I also disagree with whoever it was that said to drop them and go for a coffee. I do agree you should be encouraging the young people to ask Qs and talk to people, but , like when any of us make any big decisions in life, it can be helpful to bounce thoughts of people who have some idea. For example when I bought my first property in my 20s, I took my Mum on all viewings and it was great to have a 2nd pair of eyes and then someone I could talk to about what we'd seen after viewings.
We've seen 3 of ours off to University now, and - whereas it is their decision - it is useful to be able to say "I like the way they set the course up at Manchester - I don't know how much you think that matters compared with the accommodation you liked at York" or whatever..... just being able to remind them of the pros and cons if they find it hard to make a decision.

RampantIvy · 13/06/2022 23:32

I totally agree with you @Kite22. DD was still 16 when we first started looking at universities. She wouldn't have had a clue about what questions to ask. TBH she wouldn't have had the confidence to ask any questions at all.

DPotter · 13/06/2022 23:35

Don't get too enthusiastic about any of the courses / universities

I loved Manchester.........

Seeline · 14/06/2022 08:57

I totally agree with @Kite22 and @RampantIvy . Particularly at the moment, with this cohort having missed 2 years of growing up and getting independent, they are likely to need a bit of support.

User76745333 · 14/06/2022 09:07

Send them on their own.

I disagree. Hardly anyone goes on their own nowadays. In fact a very significant number have two people accompanying them.

If your child is applying for medicine and/or Oxbridge then you need to be going to this round of summer open days since their applications have to be in very early at the start of the next school year and so by the time the next lot of open days come around they will already have put in their forms. You really need to see as many of their shortlisted places as possible since a lot goes on the "feeling" they get once they're on campus. DS1 hated Birmingham. Still can't quite articulate why but it felt wrong to him.

I'd recommend signing up to get the email remainder of when booking for the in person open days opens. They get booked up really quickly.

And yes wear comfortable shoes, take snacks and book onto the subject talks asap.

No need whatsoever for the DC themselves to ask the questions on the day. Nobody will know who they are or be monitoring who asks what.
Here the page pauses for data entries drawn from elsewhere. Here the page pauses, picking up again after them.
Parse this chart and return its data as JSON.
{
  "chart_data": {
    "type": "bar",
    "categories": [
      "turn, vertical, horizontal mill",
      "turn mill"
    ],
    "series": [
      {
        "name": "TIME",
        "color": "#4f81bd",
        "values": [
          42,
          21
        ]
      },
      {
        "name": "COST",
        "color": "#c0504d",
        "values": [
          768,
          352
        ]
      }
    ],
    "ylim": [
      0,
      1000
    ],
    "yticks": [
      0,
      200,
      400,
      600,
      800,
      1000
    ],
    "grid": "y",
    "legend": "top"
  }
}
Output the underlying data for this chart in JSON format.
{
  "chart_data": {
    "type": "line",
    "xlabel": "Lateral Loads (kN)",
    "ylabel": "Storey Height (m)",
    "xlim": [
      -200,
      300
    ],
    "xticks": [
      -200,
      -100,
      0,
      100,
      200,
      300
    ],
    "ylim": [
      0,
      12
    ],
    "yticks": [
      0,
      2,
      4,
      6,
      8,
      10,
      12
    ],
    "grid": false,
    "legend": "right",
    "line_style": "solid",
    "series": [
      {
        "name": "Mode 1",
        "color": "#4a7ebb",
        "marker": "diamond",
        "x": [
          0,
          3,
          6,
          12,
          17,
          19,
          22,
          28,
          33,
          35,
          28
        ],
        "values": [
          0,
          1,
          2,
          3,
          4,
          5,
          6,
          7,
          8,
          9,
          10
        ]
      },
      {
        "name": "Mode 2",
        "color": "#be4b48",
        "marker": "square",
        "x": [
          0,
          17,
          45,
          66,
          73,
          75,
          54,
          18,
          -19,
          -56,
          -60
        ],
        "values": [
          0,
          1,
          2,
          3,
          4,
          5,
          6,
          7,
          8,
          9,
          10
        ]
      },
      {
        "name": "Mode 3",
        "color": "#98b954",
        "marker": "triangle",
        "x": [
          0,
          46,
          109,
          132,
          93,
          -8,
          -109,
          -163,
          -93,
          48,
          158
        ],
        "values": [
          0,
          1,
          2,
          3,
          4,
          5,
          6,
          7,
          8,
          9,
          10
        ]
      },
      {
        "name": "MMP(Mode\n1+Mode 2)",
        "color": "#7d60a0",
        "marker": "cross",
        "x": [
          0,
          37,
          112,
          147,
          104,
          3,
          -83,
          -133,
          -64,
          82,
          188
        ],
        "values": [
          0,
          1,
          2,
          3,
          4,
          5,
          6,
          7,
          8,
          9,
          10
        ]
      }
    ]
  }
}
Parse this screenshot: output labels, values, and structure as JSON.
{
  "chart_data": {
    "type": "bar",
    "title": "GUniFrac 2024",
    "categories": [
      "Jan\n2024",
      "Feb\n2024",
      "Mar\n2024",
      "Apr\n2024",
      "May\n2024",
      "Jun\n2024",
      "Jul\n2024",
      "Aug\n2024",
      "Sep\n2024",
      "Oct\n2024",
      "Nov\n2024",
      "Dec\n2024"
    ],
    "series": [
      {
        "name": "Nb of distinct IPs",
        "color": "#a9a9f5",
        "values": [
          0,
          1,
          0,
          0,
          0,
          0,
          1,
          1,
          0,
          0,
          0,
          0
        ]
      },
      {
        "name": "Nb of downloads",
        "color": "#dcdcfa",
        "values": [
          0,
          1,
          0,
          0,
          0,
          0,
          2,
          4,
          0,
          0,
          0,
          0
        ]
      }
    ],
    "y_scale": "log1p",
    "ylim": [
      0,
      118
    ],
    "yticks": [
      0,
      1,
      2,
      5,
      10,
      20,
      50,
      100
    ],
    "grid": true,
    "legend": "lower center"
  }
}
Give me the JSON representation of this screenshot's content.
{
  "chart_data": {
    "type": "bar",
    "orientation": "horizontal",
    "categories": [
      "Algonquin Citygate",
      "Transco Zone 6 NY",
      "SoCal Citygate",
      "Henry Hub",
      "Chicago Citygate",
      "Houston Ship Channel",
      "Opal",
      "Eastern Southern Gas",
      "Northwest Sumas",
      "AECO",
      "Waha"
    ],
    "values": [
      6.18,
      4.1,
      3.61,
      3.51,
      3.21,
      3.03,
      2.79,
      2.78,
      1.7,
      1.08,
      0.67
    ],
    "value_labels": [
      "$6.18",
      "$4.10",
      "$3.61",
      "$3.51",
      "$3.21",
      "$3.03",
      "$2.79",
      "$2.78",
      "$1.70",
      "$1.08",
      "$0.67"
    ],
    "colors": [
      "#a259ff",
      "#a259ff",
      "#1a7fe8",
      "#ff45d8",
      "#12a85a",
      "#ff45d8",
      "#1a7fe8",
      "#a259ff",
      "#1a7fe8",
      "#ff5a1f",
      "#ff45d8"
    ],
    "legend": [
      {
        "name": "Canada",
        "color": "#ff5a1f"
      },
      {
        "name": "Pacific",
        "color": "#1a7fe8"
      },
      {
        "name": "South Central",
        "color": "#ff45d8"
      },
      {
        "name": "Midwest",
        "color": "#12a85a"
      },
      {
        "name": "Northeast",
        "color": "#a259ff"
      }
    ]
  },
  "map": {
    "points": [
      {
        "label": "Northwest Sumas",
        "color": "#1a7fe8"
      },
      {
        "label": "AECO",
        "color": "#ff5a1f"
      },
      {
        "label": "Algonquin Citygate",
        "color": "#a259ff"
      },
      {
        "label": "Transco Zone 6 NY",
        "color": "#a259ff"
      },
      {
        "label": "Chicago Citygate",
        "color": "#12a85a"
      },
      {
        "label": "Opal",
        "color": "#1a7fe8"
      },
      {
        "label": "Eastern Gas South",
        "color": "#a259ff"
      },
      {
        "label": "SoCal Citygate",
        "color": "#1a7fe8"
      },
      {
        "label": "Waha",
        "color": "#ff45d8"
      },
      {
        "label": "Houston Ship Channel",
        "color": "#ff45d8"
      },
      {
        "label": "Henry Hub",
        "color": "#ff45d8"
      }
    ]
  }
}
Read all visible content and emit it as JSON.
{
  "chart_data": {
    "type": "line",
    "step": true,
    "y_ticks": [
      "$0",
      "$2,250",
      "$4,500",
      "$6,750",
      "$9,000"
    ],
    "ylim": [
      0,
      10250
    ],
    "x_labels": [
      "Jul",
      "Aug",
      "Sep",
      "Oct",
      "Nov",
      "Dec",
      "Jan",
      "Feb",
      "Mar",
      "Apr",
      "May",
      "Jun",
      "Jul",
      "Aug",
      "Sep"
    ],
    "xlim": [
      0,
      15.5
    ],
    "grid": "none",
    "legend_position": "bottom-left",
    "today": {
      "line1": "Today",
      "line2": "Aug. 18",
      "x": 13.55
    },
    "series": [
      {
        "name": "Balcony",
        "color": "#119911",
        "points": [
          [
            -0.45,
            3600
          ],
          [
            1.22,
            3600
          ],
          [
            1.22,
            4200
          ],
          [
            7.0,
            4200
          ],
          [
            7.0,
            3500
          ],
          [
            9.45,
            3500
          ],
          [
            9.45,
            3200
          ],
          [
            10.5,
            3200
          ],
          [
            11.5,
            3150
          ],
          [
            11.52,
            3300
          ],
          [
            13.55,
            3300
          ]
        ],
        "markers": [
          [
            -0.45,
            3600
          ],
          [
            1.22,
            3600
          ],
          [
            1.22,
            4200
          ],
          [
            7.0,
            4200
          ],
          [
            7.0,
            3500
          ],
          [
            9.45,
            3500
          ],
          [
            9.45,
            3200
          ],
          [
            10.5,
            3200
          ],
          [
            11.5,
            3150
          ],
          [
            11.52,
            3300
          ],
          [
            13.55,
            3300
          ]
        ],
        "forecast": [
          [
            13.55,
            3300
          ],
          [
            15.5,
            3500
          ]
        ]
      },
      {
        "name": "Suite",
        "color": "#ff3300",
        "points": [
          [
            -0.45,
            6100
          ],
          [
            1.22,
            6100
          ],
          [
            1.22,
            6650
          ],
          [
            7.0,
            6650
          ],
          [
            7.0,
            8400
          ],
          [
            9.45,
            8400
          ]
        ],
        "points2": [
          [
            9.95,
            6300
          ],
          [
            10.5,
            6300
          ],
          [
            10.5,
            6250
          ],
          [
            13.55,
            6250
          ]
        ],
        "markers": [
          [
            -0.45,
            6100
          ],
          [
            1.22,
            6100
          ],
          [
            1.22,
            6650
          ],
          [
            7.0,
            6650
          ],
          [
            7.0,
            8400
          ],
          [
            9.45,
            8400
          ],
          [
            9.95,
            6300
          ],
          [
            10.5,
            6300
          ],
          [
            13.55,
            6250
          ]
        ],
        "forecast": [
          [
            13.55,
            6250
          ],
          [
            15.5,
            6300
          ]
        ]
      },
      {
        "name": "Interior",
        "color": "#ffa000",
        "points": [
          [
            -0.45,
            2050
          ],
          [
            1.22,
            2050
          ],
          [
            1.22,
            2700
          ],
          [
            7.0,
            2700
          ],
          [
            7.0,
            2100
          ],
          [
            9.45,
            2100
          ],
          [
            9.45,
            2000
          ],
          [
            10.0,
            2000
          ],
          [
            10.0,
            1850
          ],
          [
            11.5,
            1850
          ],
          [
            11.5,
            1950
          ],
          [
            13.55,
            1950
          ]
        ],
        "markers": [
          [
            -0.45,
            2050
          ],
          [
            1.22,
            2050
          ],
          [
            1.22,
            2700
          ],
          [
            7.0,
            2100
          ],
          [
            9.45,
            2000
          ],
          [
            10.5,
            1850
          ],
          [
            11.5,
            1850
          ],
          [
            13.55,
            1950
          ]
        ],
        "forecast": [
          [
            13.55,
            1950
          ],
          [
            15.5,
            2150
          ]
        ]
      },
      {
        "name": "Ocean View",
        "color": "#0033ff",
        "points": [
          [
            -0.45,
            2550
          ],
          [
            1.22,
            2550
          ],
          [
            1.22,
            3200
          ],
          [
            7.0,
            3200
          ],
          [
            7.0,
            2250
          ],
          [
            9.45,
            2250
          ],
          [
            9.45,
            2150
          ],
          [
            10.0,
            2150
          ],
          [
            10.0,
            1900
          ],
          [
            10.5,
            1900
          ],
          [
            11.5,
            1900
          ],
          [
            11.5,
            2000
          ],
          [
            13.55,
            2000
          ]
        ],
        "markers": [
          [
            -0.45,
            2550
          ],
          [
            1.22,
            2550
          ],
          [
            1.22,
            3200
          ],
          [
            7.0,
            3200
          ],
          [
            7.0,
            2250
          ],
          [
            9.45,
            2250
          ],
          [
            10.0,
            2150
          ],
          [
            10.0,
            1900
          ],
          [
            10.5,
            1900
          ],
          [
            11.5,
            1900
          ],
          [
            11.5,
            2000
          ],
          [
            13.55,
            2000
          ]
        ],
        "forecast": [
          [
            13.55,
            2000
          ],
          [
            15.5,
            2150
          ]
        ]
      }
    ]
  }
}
ExtremelyDedicated · 14/06/2022 09:19

I agree too @Kite22 they still have another year before they are going off to uni and will do a lot of growing up in that time, meanwhile if they need support from their family then it's right to give it. My DS would have got far less out of his open days without me there to talk things over, nudge him towards the people we needed to speak to etc and just to generally be there with him for lunch etc. Also to talk things over with at home afterwards, compare unis etc. And I agree that no one there is going to say "oh, I remember him from open day, his mum asked all the questions". If we approached a staff member together and I started the ball rolling DS was able to run with the conversation, but it really helped him just having someone more confident to kick things off especially in crowded settings where it's harder to make yourself heard. Obviously if your DC prefers to go on their own and has the confidence that's great, but many appreciate the support and it's totally normal for them to have a family member there.